Bereits zuvor hatte sich Verbandsvorsitzender und DAV-Chef Fritz Becker mehrfach für die Abschaffung stark gemacht. In der Begründung heißt es, dass die Quote die Arzneimittelsicherheit gefährdet und kriminelles Handeln fördert. Aus dem AOK-Lager gab es Unterstützung für diese Position. Die Importeure laufen dagegen Sturm, sie beziffern die Einsparungen als viel höher, zumal die Importquote auch Druck auf die Originalhersteller ausübe.
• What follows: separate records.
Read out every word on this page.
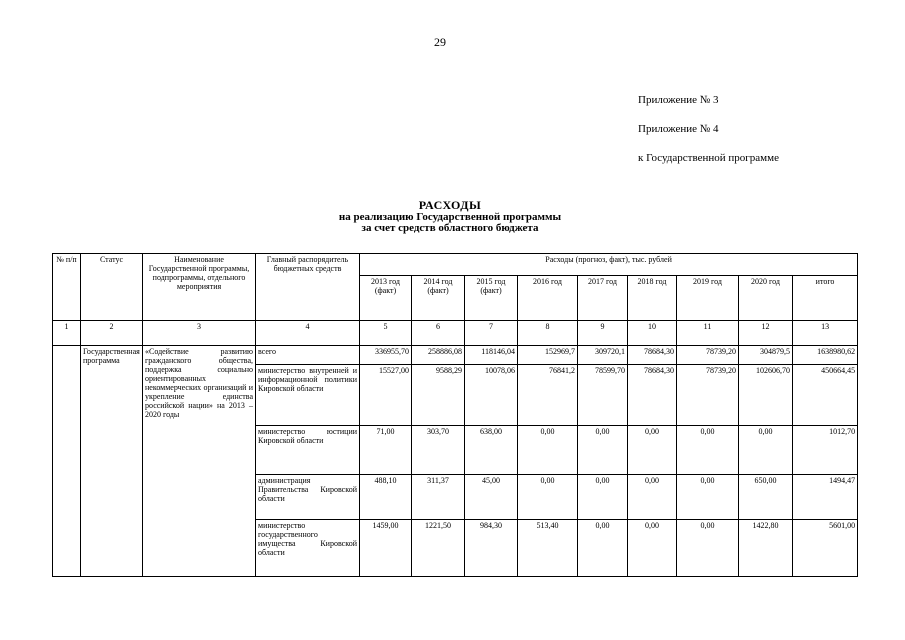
29
Приложение № 3
Приложение № 4
к Государственной программе
РАСХОДЫ
на реализацию Государственной программы
за счет средств областного бюджета
№ п/п	Статус	Наименование Государственной программы, подпрограммы, отдельного мероприятия	Главный распорядитель бюджетных средств	Расходы (прогноз, факт), тыс. рублей								
				2013 год (факт)	2014 год (факт)	2015 год (факт)	2016 год	2017 год	2018 год	2019 год	2020 год	итого
1	2	3	4	5	6	7	8	9	10	11	12	13
	Государственная программа	«Содействие развитию гражданского общества, поддержка социально ориентированных некоммерческих организаций и укрепление единства российской нации» на 2013 – 2020 годы	всего	336955,70	258886,08	118146,04	152969,7	309720,1	78684,30	78739,20	304879,5	1638980,62
			министерство внутренней и информационной политики Кировской области	15527,00	9588,29	10078,06	76841,2	78599,70	78684,30	78739,20	102606,70	450664,45
			министерство юстиции Кировской области	71,00	303,70	638,00	0,00	0,00	0,00	0,00	0,00	1012,70
			администрация Правительства Кировской области	488,10	311,37	45,00	0,00	0,00	0,00	0,00	650,00	1494,47
			министерство государственного имущества Кировской области	1459,00	1221,50	984,30	513,40	0,00	0,00	0,00	1422,80	5601,00
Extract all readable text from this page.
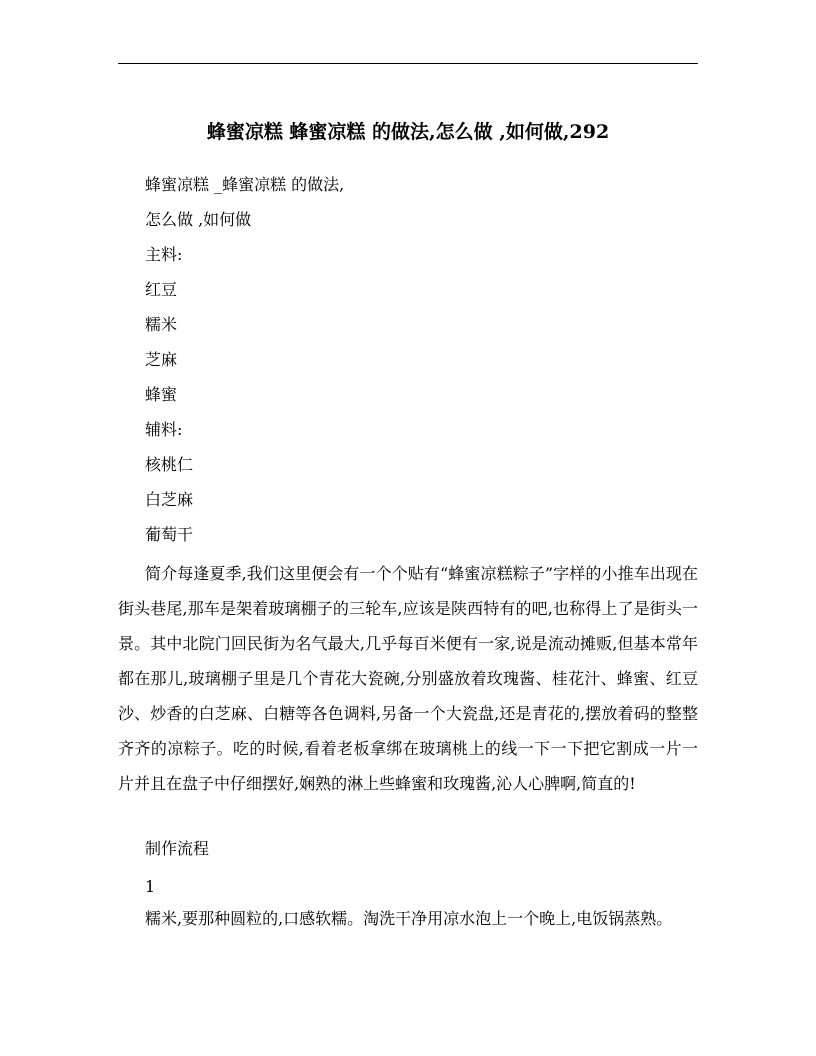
蜂蜜凉糕 蜂蜜凉糕 的做法,怎么做 ,如何做,292
蜂蜜凉糕 _蜂蜜凉糕 的做法,
怎么做 ,如何做
主料:
红豆
糯米
芝麻
蜂蜜
辅料:
核桃仁
白芝麻
葡萄干
简介每逢夏季,我们这里便会有一个个贴有“蜂蜜凉糕粽子”字样的小推车出现在街头巷尾,那车是架着玻璃棚子的三轮车,应该是陕西特有的吧,也称得上了是街头一景。其中北院门回民街为名气最大,几乎每百米便有一家,说是流动摊贩,但基本常年都在那儿,玻璃棚子里是几个青花大瓷碗,分别盛放着玫瑰酱、桂花汁、蜂蜜、红豆沙、炒香的白芝麻、白糖等各色调料,另备一个大瓷盘,还是青花的,摆放着码的整整齐齐的凉粽子。吃的时候,看着老板拿绑在玻璃桃上的线一下一下把它割成一片一片并且在盘子中仔细摆好,娴熟的淋上些蜂蜜和玫瑰酱,沁人心脾啊,简直的!
制作流程
1
糯米,要那种圆粒的,口感软糯。淘洗干净用凉水泡上一个晚上,电饭锅蒸熟。
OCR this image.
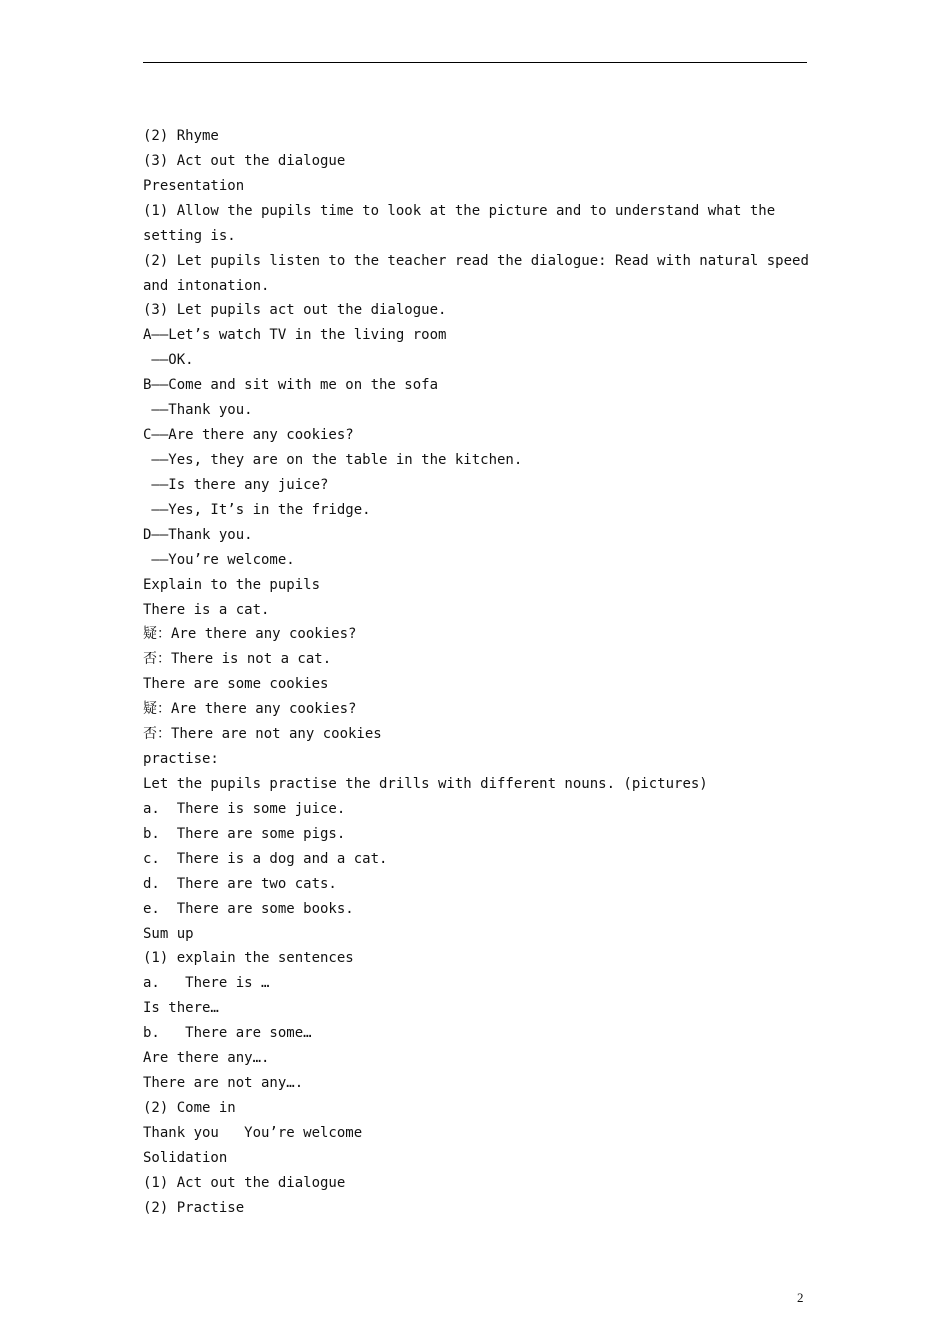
(2) Rhyme
(3) Act out the dialogue
Presentation
(1) Allow the pupils time to look at the picture and to understand what the
setting is.
(2) Let pupils listen to the teacher read the dialogue: Read with natural speed
and intonation.
(3) Let pupils act out the dialogue.
A——Let’s watch TV in the living room
——OK.
B——Come and sit with me on the sofa
——Thank you.
C——Are there any cookies?
——Yes, they are on the table in the kitchen.
——Is there any juice?
——Yes, It’s in the fridge.
D——Thank you.
——You’re welcome.
Explain to the pupils
There is a cat.
疑：Are there any cookies?
否：There is not a cat.
There are some cookies
疑：Are there any cookies?
否：There are not any cookies
practise:
Let the pupils practise the drills with different nouns. (pictures)
a.  There is some juice.
b.  There are some pigs.
c.  There is a dog and a cat.
d.  There are two cats.
e.  There are some books.
Sum up
(1) explain the sentences
a.   There is …
Is there…
b.   There are some…
Are there any….
There are not any….
(2) Come in
Thank you   You’re welcome
Solidation
(1) Act out the dialogue
(2) Practise
2
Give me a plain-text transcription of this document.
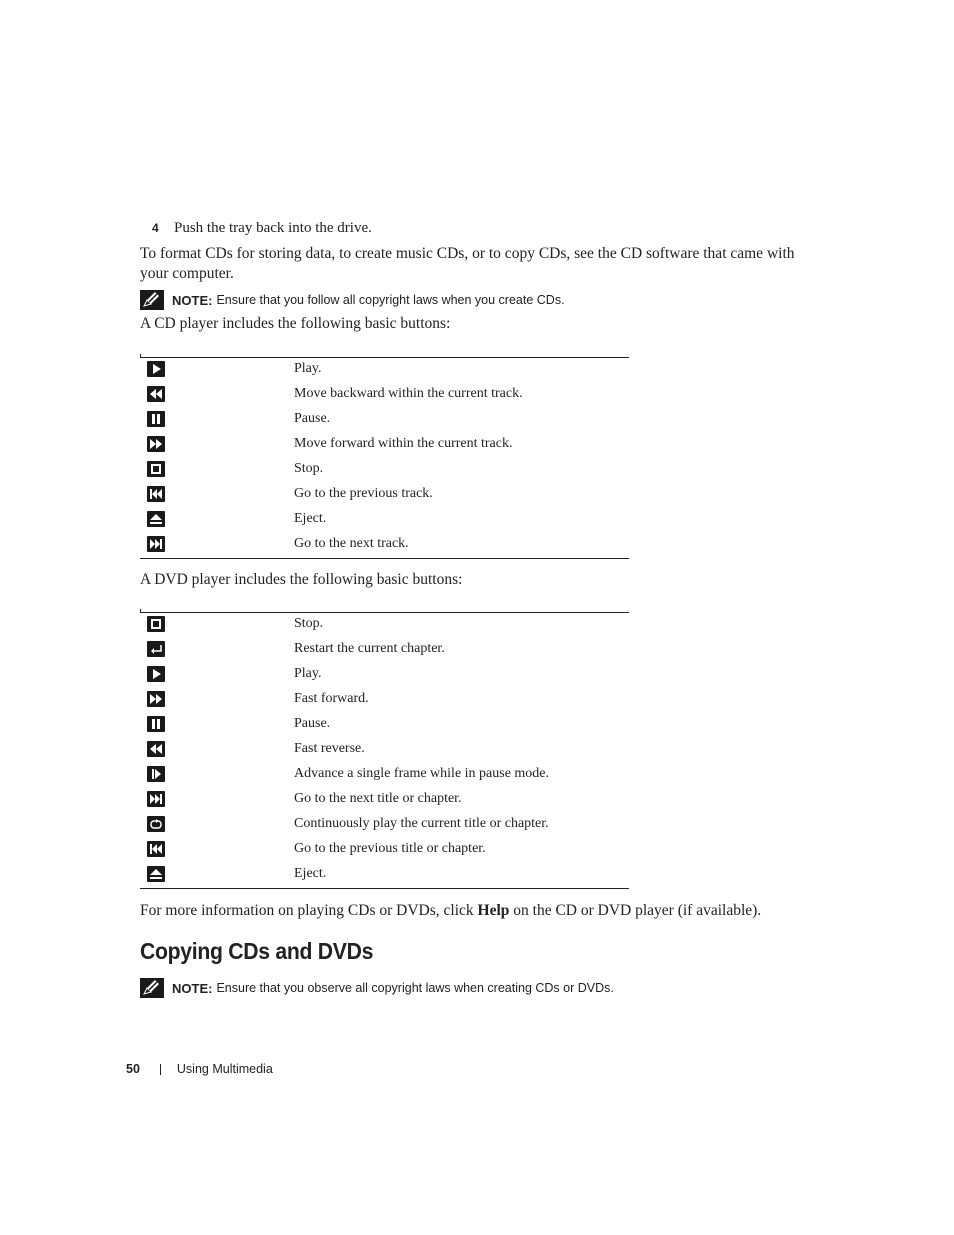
4 Push the tray back into the drive.
To format CDs for storing data, to create music CDs, or to copy CDs, see the CD software that came with your computer.
NOTE: Ensure that you follow all copyright laws when you create CDs.
A CD player includes the following basic buttons:
Play.
Move backward within the current track.
Pause.
Move forward within the current track.
Stop.
Go to the previous track.
Eject.
Go to the next track.
A DVD player includes the following basic buttons:
Stop.
Restart the current chapter.
Play.
Fast forward.
Pause.
Fast reverse.
Advance a single frame while in pause mode.
Go to the next title or chapter.
Continuously play the current title or chapter.
Go to the previous title or chapter.
Eject.
For more information on playing CDs or DVDs, click Help on the CD or DVD player (if available).
Copying CDs and DVDs
NOTE: Ensure that you observe all copyright laws when creating CDs or DVDs.
50	Using Multimedia
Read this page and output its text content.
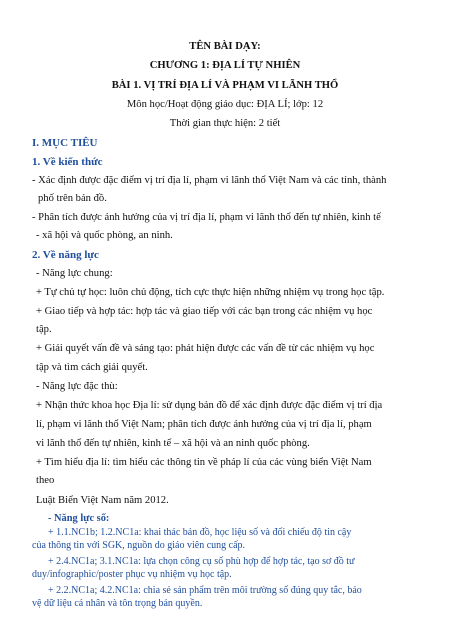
TÊN BÀI DẠY:
CHƯƠNG 1: ĐỊA LÍ TỰ NHIÊN
BÀI 1. VỊ TRÍ ĐỊA LÍ VÀ PHẠM VI LÃNH THỔ
Môn học/Hoạt động giáo dục: ĐỊA LÍ; lớp: 12
Thời gian thực hiện: 2 tiết
I. MỤC TIÊU
1. Về kiến thức
- Xác định được đặc điểm vị trí địa lí, phạm vi lãnh thổ Việt Nam và các tỉnh, thành
phố trên bản đồ.
- Phân tích được ảnh hưởng của vị trí địa lí, phạm vi lãnh thổ đến tự nhiên, kinh tế
- xã hội và quốc phòng, an ninh.
2. Về năng lực
- Năng lực chung:
+ Tự chủ tự học: luôn chủ động, tích cực thực hiện những nhiệm vụ trong học tập.
+ Giao tiếp và hợp tác: hợp tác và giao tiếp với các bạn trong các nhiệm vụ học
tập.
+ Giải quyết vấn đề và sáng tạo: phát hiện được các vấn đề từ các nhiệm vụ học
tập và tìm cách giải quyết.
- Năng lực đặc thù:
+ Nhận thức khoa học Địa lí: sử dụng bản đồ để xác định được đặc điểm vị trí địa
lí, phạm vi lãnh thổ Việt Nam; phân tích được ảnh hưởng của vị trí địa lí, phạm
vi lãnh thổ đến tự nhiên, kinh tế – xã hội và an ninh quốc phòng.
+ Tìm hiểu địa lí: tìm hiểu các thông tin về pháp lí của các vùng biển Việt Nam
theo
Luật Biển Việt Nam năm 2012.
- Năng lực số:
+ 1.1.NC1b; 1.2.NC1a: khai thác bản đồ, học liệu số và đối chiếu độ tin cậy
của thông tin với SGK, nguồn do giáo viên cung cấp.
+ 2.4.NC1a; 3.1.NC1a: lựa chọn công cụ số phù hợp để hợp tác, tạo sơ đồ tư
duy/infographic/poster phục vụ nhiệm vụ học tập.
+ 2.2.NC1a; 4.2.NC1a: chia sẻ sản phẩm trên môi trường số đúng quy tắc, bảo
vệ dữ liệu cá nhân và tôn trọng bản quyền.
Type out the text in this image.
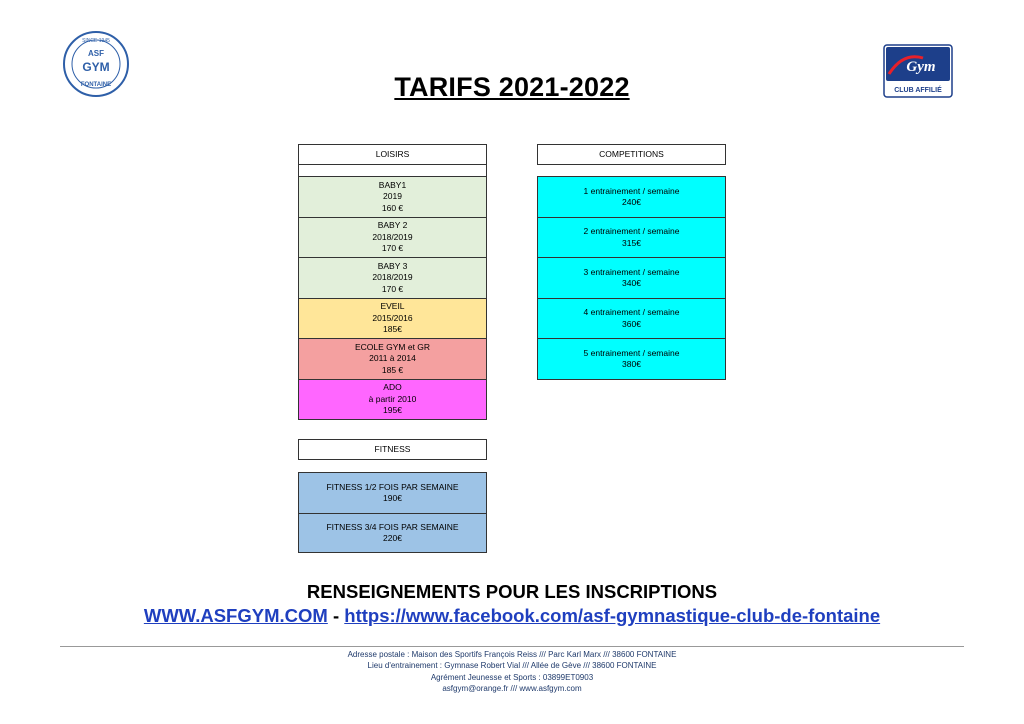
SINCE 1945
ASF
GYM
FONTAINE
Gym
CLUB AFFILIÉ
TARIFS 2021-2022
LOISIRS
BABY1
2019
160 €
BABY 2
2018/2019
170 €
BABY 3
2018/2019
170 €
EVEIL
2015/2016
185€
ECOLE GYM et GR
2011 à 2014
185 €
ADO
à partir 2010
195€
COMPETITIONS
1 entrainement / semaine
240€
2 entrainement / semaine
315€
3 entrainement / semaine
340€
4 entrainement / semaine
360€
5 entrainement / semaine
380€
FITNESS
FITNESS 1/2 FOIS PAR SEMAINE
190€
FITNESS 3/4 FOIS PAR SEMAINE
220€
RENSEIGNEMENTS POUR LES INSCRIPTIONS
WWW.ASFGYM.COM - https://www.facebook.com/asf-gymnastique-club-de-fontaine
Adresse postale : Maison des Sportifs François Reiss /// Parc Karl Marx /// 38600 FONTAINE
Lieu d'entrainement : Gymnase Robert Vial /// Allée de Gève /// 38600 FONTAINE
Agrément Jeunesse et Sports : 03899ET0903
asfgym@orange.fr /// www.asfgym.com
Im Dezember hatte der Bundesrat der Brandenburger Initiative zur Abschaffung der Importquote bei Arzneimitteln zugestimmt. „Die Sicherheit hat oberste Priorität. Die heutige Entscheidung ist eine gute Nachricht für alle Patientinnen und Patienten. Der internationale Handel mit zum Teil äußerst sensiblen Arzneimitteln stellt ein hohes Risiko für die Patientensicherheit dar. Jetzt ist die Bundesregierung am Zug, schnell einen Gesetzentwurf auf den Tisch zu legen“, sagte Brandenburgs Gesundheitsministerin Susanna Karawanskij (Die Linke).